The driverless train derailed and exploded Saturday, destroying dozens of buildings in the center of the town near the Maine border.

"Three bodies have been found," police spokesman Michel Brunet said. "People have been reported missing or disappeared but ... we are not going to issue a figure. We know there are going to be more deaths."

Fires continued burning more than 24 hours after the runaway train carrying crude oil derailed. The eruptions sent residents of Lac-Megantic scrambling through the streets under the intense heat of towering fireballs and a red glow that illuminated the night sky, witnesses said. Flames and billowing black smoke could still be seen long after the 73-car train derailed, and a fire chief likened the charred scene to a war zone, the Associated Press reported.

Up to 2,000 people were forced from their homes in the lakeside town of 6,000 people, which is about 155 miles east of Montreal and about 10 miles west of the Maine border.

The cause of the accident was believed to be a runaway train, the railway's operator said. The president and CEO of Rail World Inc., the parent company of Montreal, Maine & Atlantic Railway, said the train had been parked uphill of Lac-Megantic.
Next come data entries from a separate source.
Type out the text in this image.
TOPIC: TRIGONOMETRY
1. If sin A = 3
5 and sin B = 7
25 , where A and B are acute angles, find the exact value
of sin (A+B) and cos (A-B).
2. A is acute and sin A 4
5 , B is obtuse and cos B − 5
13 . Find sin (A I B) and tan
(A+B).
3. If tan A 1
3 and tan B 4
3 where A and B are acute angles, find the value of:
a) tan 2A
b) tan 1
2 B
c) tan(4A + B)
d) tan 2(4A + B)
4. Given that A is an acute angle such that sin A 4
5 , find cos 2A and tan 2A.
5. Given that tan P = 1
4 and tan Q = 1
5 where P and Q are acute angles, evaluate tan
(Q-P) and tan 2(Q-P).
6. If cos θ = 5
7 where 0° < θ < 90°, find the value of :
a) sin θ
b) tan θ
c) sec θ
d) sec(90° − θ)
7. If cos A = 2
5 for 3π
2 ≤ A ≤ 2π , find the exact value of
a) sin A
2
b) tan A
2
"If brakes aren't properly applied on a train, it's going to run away," said Edward Burkhardt. "But we think the brakes were properly applied on this train." Burkhardt, who was mystified by the disaster, said the train was parked because the engineer had finished his run. "We've had a very good safety record for these 10 years," he said of the decade-old railroad. "Well, I think we've blown it here."